Anno Domino review – marital woe and toxic politics in Ayckbourn's lockdown play

Alan Ayckbourn’s hefty oeuvre lingers on the faultlines in middle-class married life. “We all marry the wrong people,” thundered a character in Family Circles, and Ayckbourn’s latest drama proves little has changed for his woe-begotten husbands and wives. Almost everyone in Anno Domino seems to have married the wrong person, though the central concern is more the existential state of learning to live unhappily in marriage.

A 25th-wedding anniversary dinner sparks a low-level earthquake in a middle-English household when the “celebrating” couple, Sam and Milly, announce their separation. The dramatic focus is not on them but on Sam’s elderly parents, Ella and Ben, whose own marriage is shaken by the news.

Ayckbourn began this, his 84th play, as a stage drama but then adapted it as a lockdown audio play for the Stephen Joseph theatre in Scarborough. He not only recorded it himself but acted the various parts together with his wife, Heather Stoney, from the 70-something central couple to their teenage grandson.
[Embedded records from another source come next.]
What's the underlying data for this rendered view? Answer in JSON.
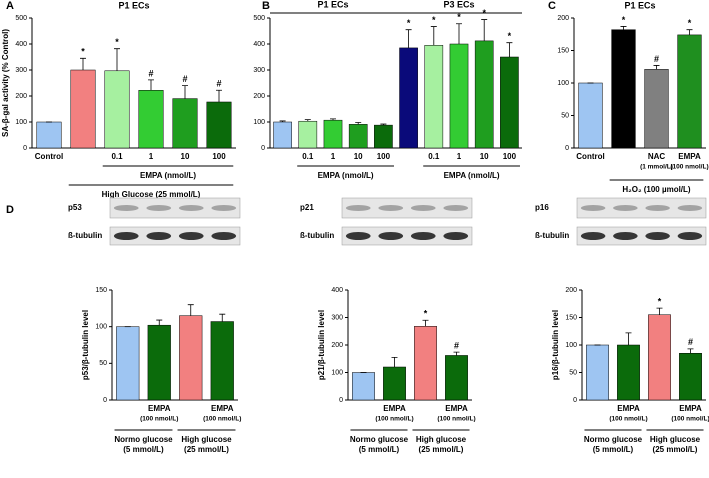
{
  "chart_data": [
    {
      "panel": "A",
      "type": "bar",
      "title": "P1 ECs",
      "ylabel": "SA-β-gal activity (% Control)",
      "categories": [
        "Control",
        null,
        "0.1",
        "1",
        "10",
        "100"
      ],
      "values": [
        100,
        300,
        297,
        222,
        190,
        177
      ],
      "errors": [
        0,
        45,
        85,
        40,
        50,
        45
      ],
      "colors": [
        "#9ec5f2",
        "#f28080",
        "#a6f0a0",
        "#33cc33",
        "#1f9e1f",
        "#0b6b0b"
      ],
      "annotations": [
        null,
        "*",
        "*",
        "#",
        "#",
        "#"
      ],
      "group_labels": [
        "EMPA (nmol/L)",
        "High Glucose (25 mmol/L)"
      ],
      "ylim": [
        0,
        500
      ],
      "yticks": [
        0,
        100,
        200,
        300,
        400,
        500
      ]
    },
    {
      "panel": "B",
      "type": "bar",
      "titles": [
        "P1 ECs",
        "P3 ECs"
      ],
      "categories": [
        null,
        "0.1",
        "1",
        "10",
        "100",
        null,
        "0.1",
        "1",
        "10",
        "100"
      ],
      "values": [
        100,
        103,
        107,
        91,
        88,
        385,
        395,
        400,
        412,
        350
      ],
      "errors": [
        4,
        6,
        5,
        7,
        4,
        70,
        72,
        78,
        82,
        55
      ],
      "colors": [
        "#9ec5f2",
        "#a6f0a0",
        "#33cc33",
        "#1f9e1f",
        "#0b6b0b",
        "#0a0a7a",
        "#a6f0a0",
        "#33cc33",
        "#1f9e1f",
        "#0b6b0b"
      ],
      "annotations": [
        null,
        null,
        null,
        null,
        null,
        "*",
        "*",
        "*",
        "*",
        "*"
      ],
      "group_labels": [
        "EMPA (nmol/L)",
        "EMPA (nmol/L)"
      ],
      "ylim": [
        0,
        500
      ],
      "yticks": [
        0,
        100,
        200,
        300,
        400,
        500
      ]
    },
    {
      "panel": "C",
      "type": "bar",
      "title": "P1 ECs",
      "categories": [
        "Control",
        null,
        "NAC",
        "EMPA"
      ],
      "sub_labels": [
        null,
        null,
        "(1 mmol/L)",
        "(100 nmol/L)"
      ],
      "values": [
        100,
        182,
        121,
        174
      ],
      "errors": [
        0,
        5,
        6,
        8
      ],
      "colors": [
        "#9ec5f2",
        "#000000",
        "#808080",
        "#1f8f1f"
      ],
      "annotations": [
        null,
        "*",
        "#",
        "*"
      ],
      "group_labels": [
        "H₂O₂ (100 µmol/L)"
      ],
      "ylim": [
        0,
        200
      ],
      "yticks": [
        0,
        50,
        100,
        150,
        200
      ]
    },
    {
      "panel": "D",
      "type": "bar",
      "ylabel": "p53/β-tubulin level",
      "blot_labels": [
        "p53",
        "ß-tubulin"
      ],
      "categories": [
        null,
        "EMPA",
        null,
        "EMPA"
      ],
      "sub_labels": [
        null,
        "(100 nmol/L)",
        null,
        "(100 nmol/L)"
      ],
      "values": [
        100,
        102,
        115,
        107
      ],
      "errors": [
        0,
        7,
        15,
        10
      ],
      "colors": [
        "#9ec5f2",
        "#0b6b0b",
        "#f28080",
        "#0b6b0b"
      ],
      "annotations": [
        null,
        null,
        null,
        null
      ],
      "group_labels": [
        "Normo glucose",
        "High glucose"
      ],
      "group_sub_labels": [
        "(5 mmol/L)",
        "(25 mmol/L)"
      ],
      "ylim": [
        0,
        150
      ],
      "yticks": [
        0,
        50,
        100,
        150
      ]
    },
    {
      "type": "bar",
      "ylabel": "p21/β-tubulin level",
      "blot_labels": [
        "p21",
        "ß-tubulin"
      ],
      "categories": [
        null,
        "EMPA",
        null,
        "EMPA"
      ],
      "sub_labels": [
        null,
        "(100 nmol/L)",
        null,
        "(100 nmol/L)"
      ],
      "values": [
        100,
        120,
        268,
        162
      ],
      "errors": [
        0,
        35,
        22,
        12
      ],
      "colors": [
        "#9ec5f2",
        "#0b6b0b",
        "#f28080",
        "#0b6b0b"
      ],
      "annotations": [
        null,
        null,
        "*",
        "#"
      ],
      "group_labels": [
        "Normo glucose",
        "High glucose"
      ],
      "group_sub_labels": [
        "(5 mmol/L)",
        "(25 mmol/L)"
      ],
      "ylim": [
        0,
        400
      ],
      "yticks": [
        0,
        100,
        200,
        300,
        400
      ]
    },
    {
      "type": "bar",
      "ylabel": "p16/β-tubulin level",
      "blot_labels": [
        "p16",
        "ß-tubulin"
      ],
      "categories": [
        null,
        "EMPA",
        null,
        "EMPA"
      ],
      "sub_labels": [
        null,
        "(100 nmol/L)",
        null,
        "(100 nmol/L)"
      ],
      "values": [
        100,
        100,
        155,
        85
      ],
      "errors": [
        0,
        22,
        12,
        8
      ],
      "colors": [
        "#9ec5f2",
        "#0b6b0b",
        "#f28080",
        "#0b6b0b"
      ],
      "annotations": [
        null,
        null,
        "*",
        "#"
      ],
      "group_labels": [
        "Normo glucose",
        "High glucose"
      ],
      "group_sub_labels": [
        "(5 mmol/L)",
        "(25 mmol/L)"
      ],
      "ylim": [
        0,
        200
      ],
      "yticks": [
        0,
        50,
        100,
        150,
        200
      ]
    }
  ]
}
That is a feat in itself; they play eight characters, four apiece, adding tonal differences (sometimes with the help of technical wizardry) though the pitch of the youngest characters are the least convincing.

The theatre’s artistic director, Paul Robinson, calls it “one of Alan’s ‘lighter’ plays … perfect entertainment in these troubled times”. It’s perhaps too light”: there are some satirical amusements set beside quietly held suffering, but it feels long drawn-out at almost two hours with not enough happening and plot points that feel flat.

What raises it are the bigger background themes, besides marriage. While the drama is typically set in the domestic sphere, over cups of teas, in back gardens and cafes, and in its own seemingly timeless bubble, contemporary British politics are ingrained within including conflicts around Brexit.

Ben and Ella are sent up for their jingoism, out-of-touch outlook and snobbery, and it seems as if Ayckbourn is satirising not only the postwar leave generation but slyly satirising a toxic version of Englishness, too. Ella speaks of “foreigners everywhere you look” and pettily compares the superior joys of the English climate to the Italian one. Even divorce is tied to the national character: “Stiff upper lip and all that,” says Ben, and “splitting up. It’s just not English.”

The retrograde thinking extends beyond nationhood; some characters still haven’t grasped the basic facts on climate change, and views on the sexes are prehistoric. New men are “flaccid”, according to Ella, and new women are to be avoided.

Ben is her accomplice, but Ella is the villain of the piece. She speaks with chauvinism about women’s place in marriage and treats her daughter, Martha, with contempt, while excusing her son’s marital misdemeanours. It is a horrifying depiction of internalised misogyny and tyrannical motherhood that verges on monstrous caricature.

Related: Alan Ayckbourn: 'People went back to theatres after the plague, but they didn't have Netflix then, did they?'

Ben is a more nuanced, Chekhovian character, retreating into his garden and holding on to his hope for mankind. There are some excruciating emotional moments, such as when Raymond tries to tell his mother he loves her and when Martha tries to stick up for herself in the face of Ella’s maternal imperiousness, but the play feels underpowered on the whole. It’s rather like an edition of The Archers whose plot strands might be more fully developed in the next episode.